‘The Tattooed Lady’ is a carnival that needs some reworking
The play premiered in Philadelphia with “Only Murders” star Jackie Hoffman headlining.
The opening number of The Tattooed Lady, the Philadelphia Theatre Company’s intriguing but unsatisfying world-premiere musical, sets the mood and challenges the audience. “So feral, so perverse, oddest lady in the whole universe,” sings an ensemble of tattooed ladies in glittering sequins and rhinestones. “We’ll give you what you crave…Dazzling and depraved.”

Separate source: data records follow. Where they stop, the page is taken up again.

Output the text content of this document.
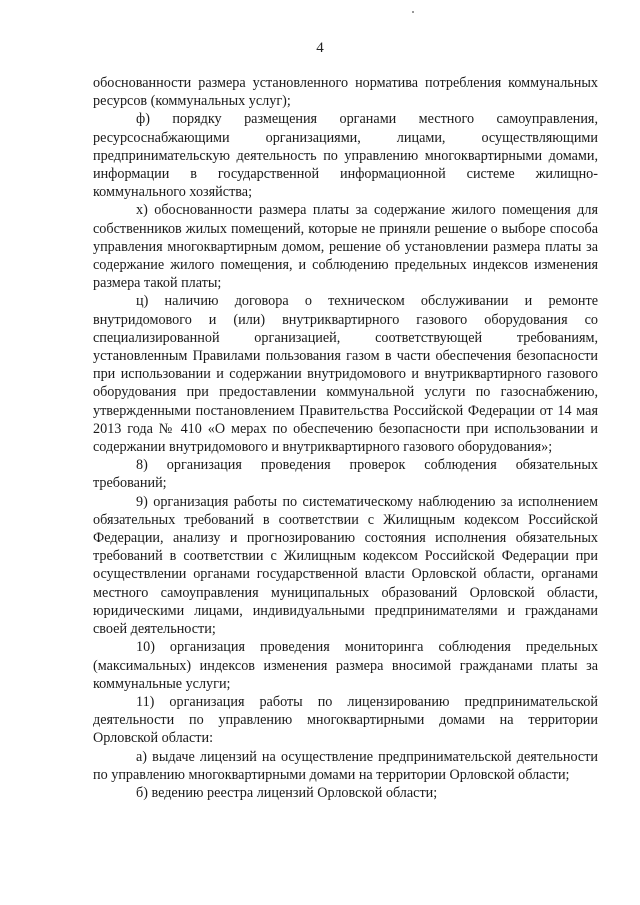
4

обоснованности размера установленного норматива потребления коммунальных ресурсов (коммунальных услуг);

ф) порядку размещения органами местного самоуправления, ресурсоснабжающими организациями, лицами, осуществляющими предпринимательскую деятельность по управлению многоквартирными домами, информации в государственной информационной системе жилищно-коммунального хозяйства;

х) обоснованности размера платы за содержание жилого помещения для собственников жилых помещений, которые не приняли решение о выборе способа управления многоквартирным домом, решение об установлении размера платы за содержание жилого помещения, и соблюдению предельных индексов изменения размера такой платы;

ц) наличию договора о техническом обслуживании и ремонте внутридомового и (или) внутриквартирного газового оборудования со специализированной организацией, соответствующей требованиям, установленным Правилами пользования газом в части обеспечения безопасности при использовании и содержании внутридомового и внутриквартирного газового оборудования при предоставлении коммунальной услуги по газоснабжению, утвержденными постановлением Правительства Российской Федерации от 14 мая 2013 года № 410 «О мерах по обеспечению безопасности при использовании и содержании внутридомового и внутриквартирного газового оборудования»;

8) организация проведения проверок соблюдения обязательных требований;

9) организация работы по систематическому наблюдению за исполнением обязательных требований в соответствии с Жилищным кодексом Российской Федерации, анализу и прогнозированию состояния исполнения обязательных требований в соответствии с Жилищным кодексом Российской Федерации при осуществлении органами государственной власти Орловской области, органами местного самоуправления муниципальных образований Орловской области, юридическими лицами, индивидуальными предпринимателями и гражданами своей деятельности;

10) организация проведения мониторинга соблюдения предельных (максимальных) индексов изменения размера вносимой гражданами платы за коммунальные услуги;

11) организация работы по лицензированию предпринимательской деятельности по управлению многоквартирными домами на территории Орловской области:

а) выдаче лицензий на осуществление предпринимательской деятельности по управлению многоквартирными домами на территории Орловской области;

б) ведению реестра лицензий Орловской области;
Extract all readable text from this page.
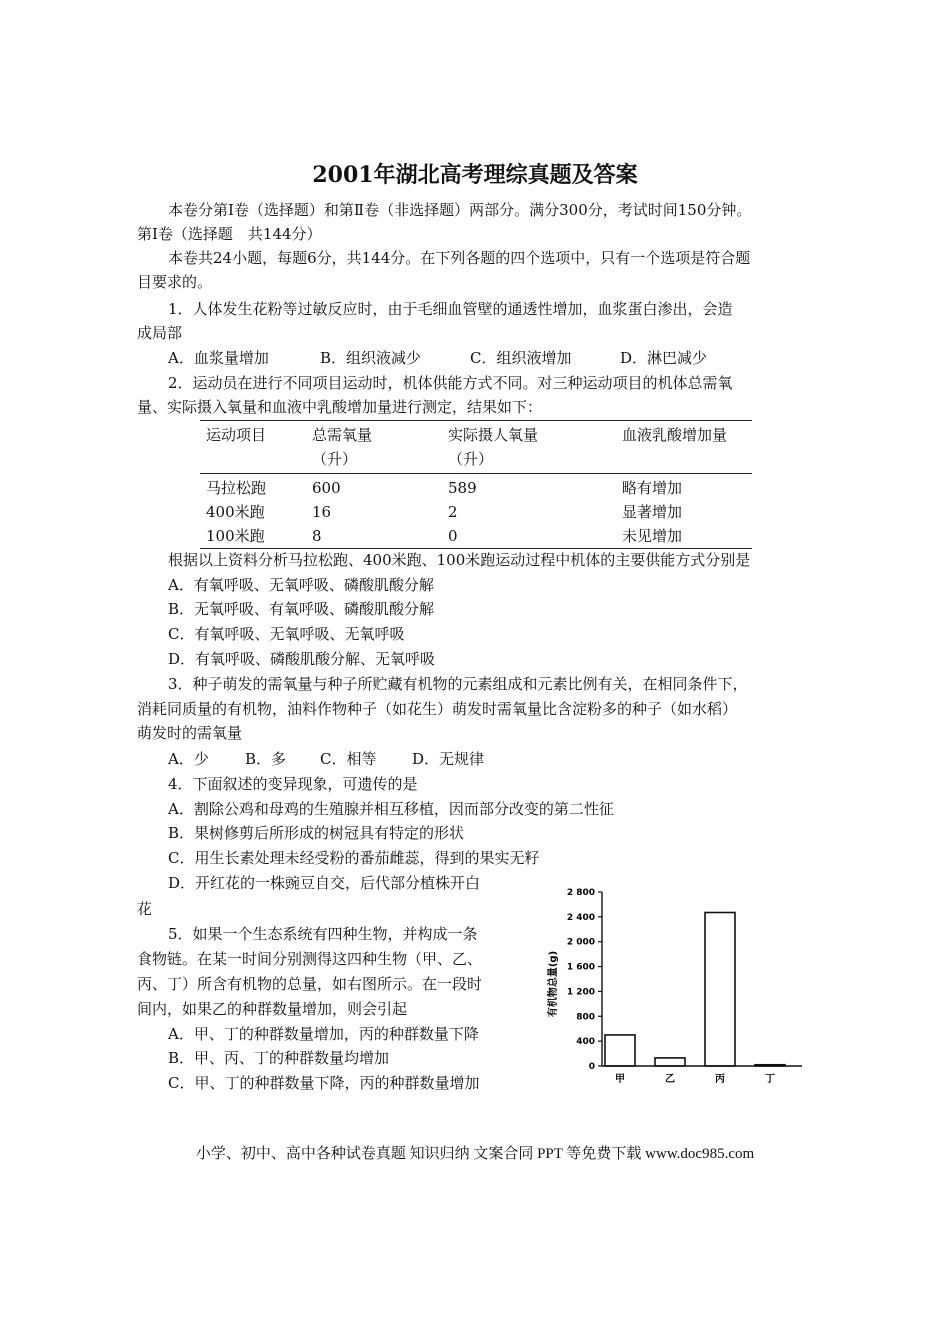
2001年湖北高考理综真题及答案
本卷分第Ⅰ卷（选择题）和第Ⅱ卷（非选择题）两部分。满分300分，考试时间150分钟。
第Ⅰ卷（选择题　共144分）
本卷共24小题，每题6分，共144分。在下列各题的四个选项中，只有一个选项是符合题
目要求的。
1．人体发生花粉等过敏反应时，由于毛细血管壁的通透性增加，血浆蛋白渗出，会造
成局部
A．血浆量增加	B．组织液减少	C．组织液增加	D．淋巴减少
2．运动员在进行不同项目运动时，机体供能方式不同。对三种运动项目的机体总需氧
量、实际摄入氧量和血液中乳酸增加量进行测定，结果如下：
运动项目	总需氧量	实际摄人氧量	血液乳酸增加量
	（升）	（升）	
马拉松跑	600	589	略有增加
400米跑	16	2	显著增加
100米跑	8	0	未见增加
根据以上资料分析马拉松跑、400米跑、100米跑运动过程中机体的主要供能方式分别是
A．有氧呼吸、无氧呼吸、磷酸肌酸分解
B．无氧呼吸、有氧呼吸、磷酸肌酸分解
C．有氧呼吸、无氧呼吸、无氧呼吸
D．有氧呼吸、磷酸肌酸分解、无氧呼吸
3．种子萌发的需氧量与种子所贮藏有机物的元素组成和元素比例有关，在相同条件下，
消耗同质量的有机物，油料作物种子（如花生）萌发时需氧量比含淀粉多的种子（如水稻）
萌发时的需氧量
A．少 B．多 C．相等 D．无规律
4．下面叙述的变异现象，可遗传的是
A．割除公鸡和母鸡的生殖腺并相互移植，因而部分改变的第二性征
B．果树修剪后所形成的树冠具有特定的形状
C．用生长素处理未经受粉的番茄雌蕊，得到的果实无籽
D．开红花的一株豌豆自交，后代部分植株开白
花
5．如果一个生态系统有四种生物，并构成一条
食物链。在某一时间分别测得这四种生物（甲、乙、
丙、丁）所含有机物的总量，如右图所示。在一段时
间内，如果乙的种群数量增加，则会引起
A．甲、丁的种群数量增加，丙的种群数量下降
B．甲、丙、丁的种群数量均增加
C．甲、丁的种群数量下降，丙的种群数量增加
有机物总量(g)
0
400
800
1 200
1 600
2 000
2 400
2 800
甲	乙	丙	丁
小学、初中、高中各种试卷真题 知识归纳 文案合同 PPT 等免费下载 www.doc985.com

Then we’re thrust abruptly into the life of an anti-depravity crusader, Ida Gibson (Jackie Hoffman, from Only Murders in the Building). Gibson — in Hoffman’s entertaining portrayal, more funny than frightening — is on a tear to remove artwork she deems pornographic from the local library. The year is 1980, the Ronald Reagan era, and Gibson, who lives with her granddaughter, Joy (Maya Lagerstam), embodies its conservatism and conformity. “We’re stuck in the circus,” they sing, with heavy irony, “and the freaks are parading around.”
It turns out that Gibson has her own buried, freakish past whose onetime pleasures eventually gave way to pain. And the unsubtly named Joy has a secret or two of her own.
That’s the story — the cartoonish book is by Erin Courtney and Max Vernon, while Vernon wrote the music, lyrics, and orchestrations — in a nutshell. Vernon, whose show KPOP opens on Broadway later this month, has penned some soulful melodies, and the eclectic score evokes both the jazz turns of Chicago and the in-your-face rock bravado of Hedwig and the Angry Inch.
But The Tattooed Lady, co-developed and directed by Ellie Heyman, is formally ragged — an intermittently lively revue encased in the carapace of a book musical, especially in the first act.
That’s when we get a cavalcade of tattooed ladies, culled from history and imagination, enacting their backstories in a series of vignettes and songs. Standouts include Katie Thompson’s Nora Hildebrandt, a powerful German pathbreaker, and Kim Blanck’s nightmare-plagued Maud Wagner, excelling in a haunting song-and-dance duet with a skeleton man representing death.
Commissioned five years ago by Paige Price, then-PTC’s producing artistic director and now the show’s creative producer, The Tattooed Lady operates on two levels. It pays tribute to the subculture of tattooed ladies, depicted here as feminist pioneers. And it offers a metaphorical brief for artistic self-expression, female agency, and self-acceptance, particularly by anyone who’s ever felt like an outsider or freak. “We’re all a little odd, and that’s a gift from God,” Imagena, Gibson’s younger self, sings.
It’s an affecting message. But the show’s dramaturgy is strained at times. Gibson’s staid existence is interrupted when the aging emcee of the Bizarre Bazaar (Anthony Lawton, masterful in the role) appears with her old sideshow trunk. In a little stage magic, figures from the history of tattooed ladies emerge — visible to Gibson, who once emblazoned their images on her flesh, but not, initially, to her befuddled granddaughter.
After the ladies strut their stuff, the second act fills in more of Gibson’s story, with Ashley Pérez Flanagan (looking nothing like Gibson) appearing as Imagena. She marries a tattoo artist named Eddie (Anastacia McCleskey), joins the carnival, and runs into both the Great Depression and personal tragedy. Only the magical reappearance of the past can help Gibson relocate her former exuberance, expressed in a climactic duet with her granddaughter.
There is rich content in The Tattooed Lady. Vernon is a talented songwriter, and Lex Liang’s costumes are imaginatively fulfilling. Less so Liang’s set design, with a realistic house backdrop that should disappear when the show’s fantastical reenactments unspool.
As a book musical, the enterprise needs some re-tooling to make Gibson’s journey land with the emotional impact its creators intend. Or maybe the show should simply embrace its strengths and morph into a revue, capped by a present-day enthusiast of the tattoo tradition.
“The Tattooed Lady” is presented by the Philadelphia Theatre Company at the Suzanne Roberts Theatre, 480 S. Broad St., through Nov. 20. Tickets: $35-$74. Information: www.philatheatreco.org or 215-985-0420.